Advertising photo of the 1950 Cummins entry  courtesy of Indianapolis Motor Speedway Collection in the IUPUI University Library Center for Digital Studies 

Cummins entered a green-colored upright style car powered by a supercharged 345 horsepower aluminum Model JS-600 engine for the 1950 500-mile race, but the car suffered a broken vibration dampener and finished 29th, but later set six land speed records on the Bonneville Salt Flats.

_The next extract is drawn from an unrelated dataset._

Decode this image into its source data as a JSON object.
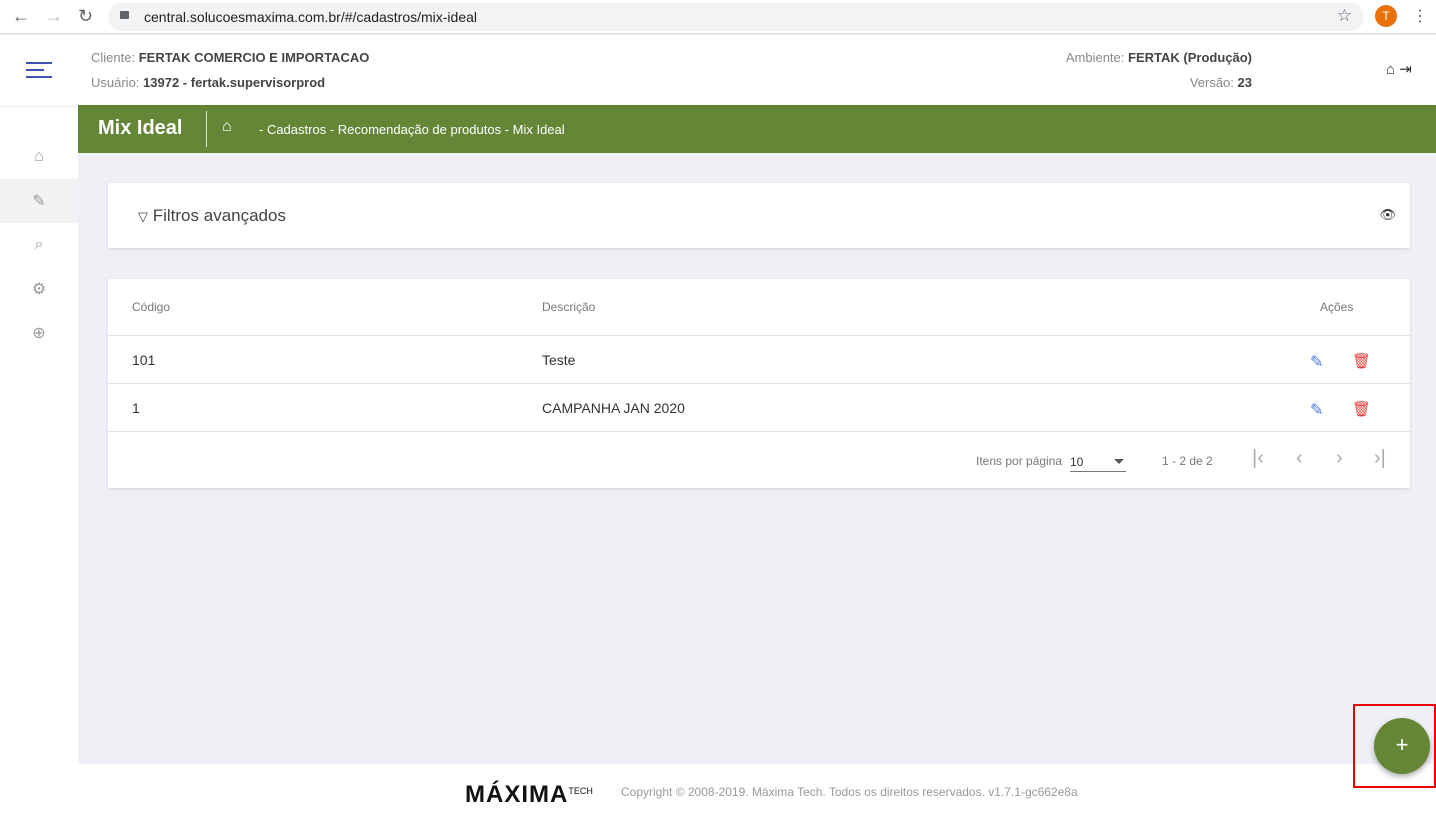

Photo of the 1952 Cummins entry in the old IMS musuem in 1955 courtesy of Indianapolis Motor Speedway Collection in the IUPUI University Library Center for Digital Studies 

In 1952, Cummins entered a radical racer with the turbocharged 401 cubic inch diesel engine laid on its side in a Frank Kurtis built chassis. Former Bay Area midget champion Fred Agabashian qualified the red and yellow ‘Cummins Diesel Special’ for the coveted pole position and briefly held the track’s one and four lap qualifying records.  Although it was a sensation in qualifying, and its design inspired later roadster creations at the Speedway, the Cummins Diesel entry proven uncompetitive in the race on Memorial Day largely due to turbocharger lag and was retired after 71 laps.  

Cummins reached Victory Lane at the Indianapolis Motor Speedway in 1987 albeit not with a diesel powered entry, but as a sponsor which is part of an improbable story.  Three-time ‘500’ winner Al Unser started out the month of May 1987 without a car to drive, and only got his chance to qualify for the Indianapolis ‘500’ after Danny Ongais destroyed his ‘Panavision/Interscope/Holset’ Penske PC-16/Chevrolet entry in practice, suffered a concussion and was not medically cleared to drive.

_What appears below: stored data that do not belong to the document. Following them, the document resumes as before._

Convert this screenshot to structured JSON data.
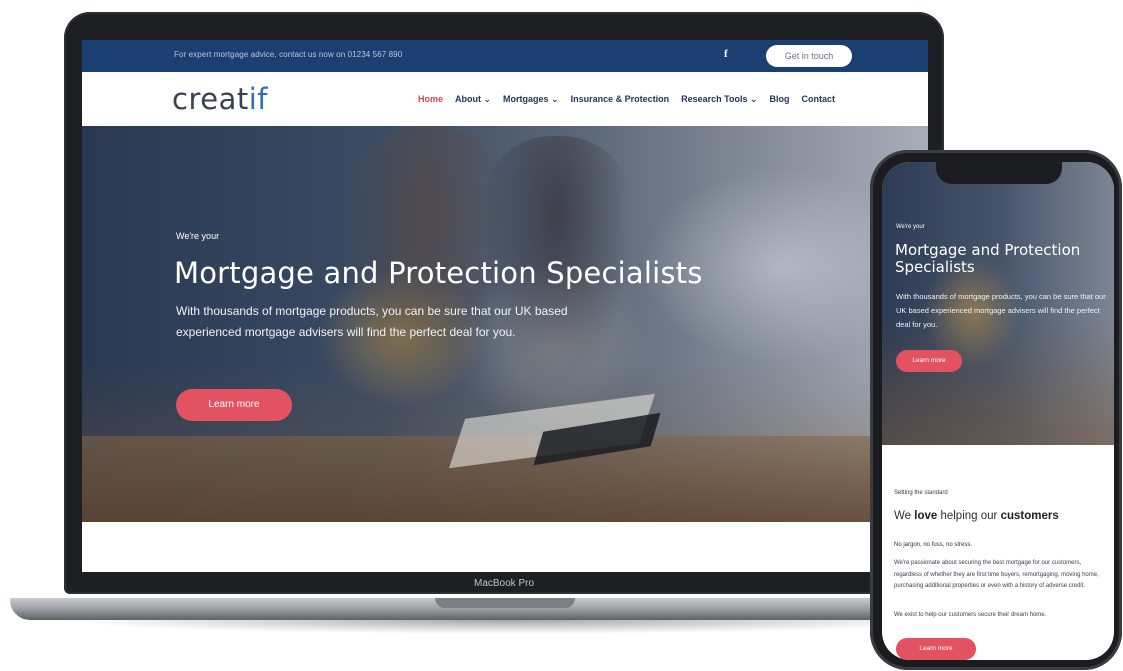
{
  "laptop": {
    "device_label": "MacBook Pro",
    "topbar": {
      "text": "For expert mortgage advice, contact us now on 01234 567 890",
      "facebook_icon": "f",
      "cta": "Get in touch"
    },
    "logo": {
      "part1": "creat",
      "part2": "if"
    },
    "nav": [
      {
        "label": "Home",
        "active": true
      },
      {
        "label": "About ⌄"
      },
      {
        "label": "Mortgages ⌄"
      },
      {
        "label": "Insurance & Protection"
      },
      {
        "label": "Research Tools ⌄"
      },
      {
        "label": "Blog"
      },
      {
        "label": "Contact"
      }
    ],
    "hero": {
      "pretitle": "We're your",
      "title": "Mortgage and Protection Specialists",
      "body": "With thousands of mortgage products, you can be sure that our UK based experienced mortgage advisers will find the perfect deal for you.",
      "cta": "Learn more"
    }
  },
  "phone": {
    "hero": {
      "pretitle": "We're your",
      "title": "Mortgage and Protection Specialists",
      "body": "With thousands of mortgage products, you can be sure that our UK based experienced mortgage advisers will find the perfect deal for you.",
      "cta": "Learn more"
    },
    "section": {
      "pretitle": "Setting the standard",
      "heading_part1": "We ",
      "heading_bold1": "love",
      "heading_part2": " helping our ",
      "heading_bold2": "customers",
      "subheading": "No jargon, no fuss, no stress.",
      "paragraph": "We're passionate about securing the best mortgage for our customers, regardless of whether they are first time buyers, remortgaging, moving home, purchasing additional properties or even with a history of adverse credit.",
      "paragraph2": "We exist to help our customers secure their dream home.",
      "cta": "Learn more"
    }
  },
  "colors": {
    "topbar": "#1c3f73",
    "accent_cta": "#e35260",
    "nav_active": "#d9434f",
    "logo_accent": "#2f6fbf"
  }
}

After just three days of practice, Unser qualified for the 20th starting position in the 1987 Indianapolis ’500’ in the Cummins/Holset Turbo sponsored 1986 March chassis powered by a Cosworth engine which began the month of May in a hotel lobby as a show car.  On May 24, Al Unser dodged a first lap first turn spin by Josele Garza, ran a steady race with the leaders, then after Mario Andretti, then Roberto Guererro suffered problems, Unser moved in the lead for the last 18 laps to win his fourth Indianapolis ‘500,’ and Cummins’ first.